The gold standard is data from .gov sites (such as the Bureau of Labor Statistics), major academic institutions, or official agency reports. Checking official records is important because even government agencies make costly mistakes.

If an article makes a bold claim but forces you to look for evidence, close the tab.

Related: See Public Safety Never Warns Workers About This Deadline

2. Beware of the “rush” trap

Scammers and clickbait artists like to rush. They want you to feel like you’re missing out right now.

Real financial journalism rarely shouts. It is analytical. If the article uses all caps, promises “confidential” information, or tells you that you have “limited time” to act, your skepticism radar should be pinging.

We’ve said this before: urgency is a sign of fraud. Whether it’s a “limited time” investment opportunity or a tax scam, the goal is to get past your critical thinking.

Related: See Tax Scams Catch 1 in 4 Americans Off Guard

3. AI and the deepfake factor

With staff cutting newsrooms, cheap content fills the void. And much of that content is generated by AI.

We’re seeing the rise of “pink slime” journalism—websites that look like local news outlets but are actually churning out crowdsourced AI content or clickbait. Even worse are deepfakes. We see videos of trusted people (like Elon Musk or Warren Buffett) who seem to promote crypto scams.

If the video looks a little “off”—perhaps the lip sync is a millisecond off, or the voice tone is incredibly low—don’t click the link in the bio.

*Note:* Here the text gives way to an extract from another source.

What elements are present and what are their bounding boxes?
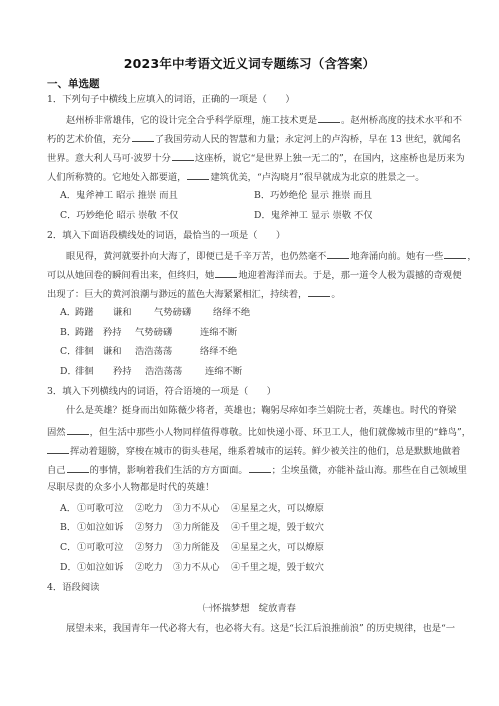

Related: Check Out These 6 Most Common AI Scams

4. Check the author, not just the outlet

In the old days, the masthead of the New York Times or the Wall Street Journal was enough. Today, even reputable sites host “donor” networks or sponsored content that looks like news.

The source is still important, of course. It’s the first thing I always look for when I’m doing research. If I don’t know the source, I usually won’t click. We live in a world where anyone will write or say anything about web traffic. It has never been more important to get information from a source you know and trust.

And before you take advice, always check with the author.

Do they have a bio? Are They a Certified Financial Planner (CFP) or a CPA? Or are they a “content creator” with a history of writing about everything from cat food to crypto?

(This seems like a good time to give my personal references. I have been giving financial advice in a variety of ways since 1981. I have obtained licenses as a CPA and stocks, commodities, options, life insurance, real estate and securities management. I have been awarded two Emmys, written thousands of articles and published three major books by publishers).

If you can’t verify the source and author, don’t trust the statistics. And if you want personal advice, it’s often worth paying for a vetted expert rather than relying on a free article.

Related: See “7 Signs Your Accountant Is Costing You Money—And How to Choose a Better One” in Money Talks News).

5. Follow the money

Finally, always ask: Cui bono? (Who benefits?)

Financial resources are a business. If the article talks a lot about a specific life insurance or gold IRA, check the disclosure at the top or bottom of the page. Is it sponsored content? Does the site get a kickback when you click?

There’s nothing inherently wrong with affiliate links—we use them to keep the lights on—but reputable publications will always disclose clearly. If they hide their financial motive, they hide other things as well.

An important point

Anderson Cooper leaving 60 Minutes is a reminder that the media landscape is changing. The institutions we grew up with are improving, not always better.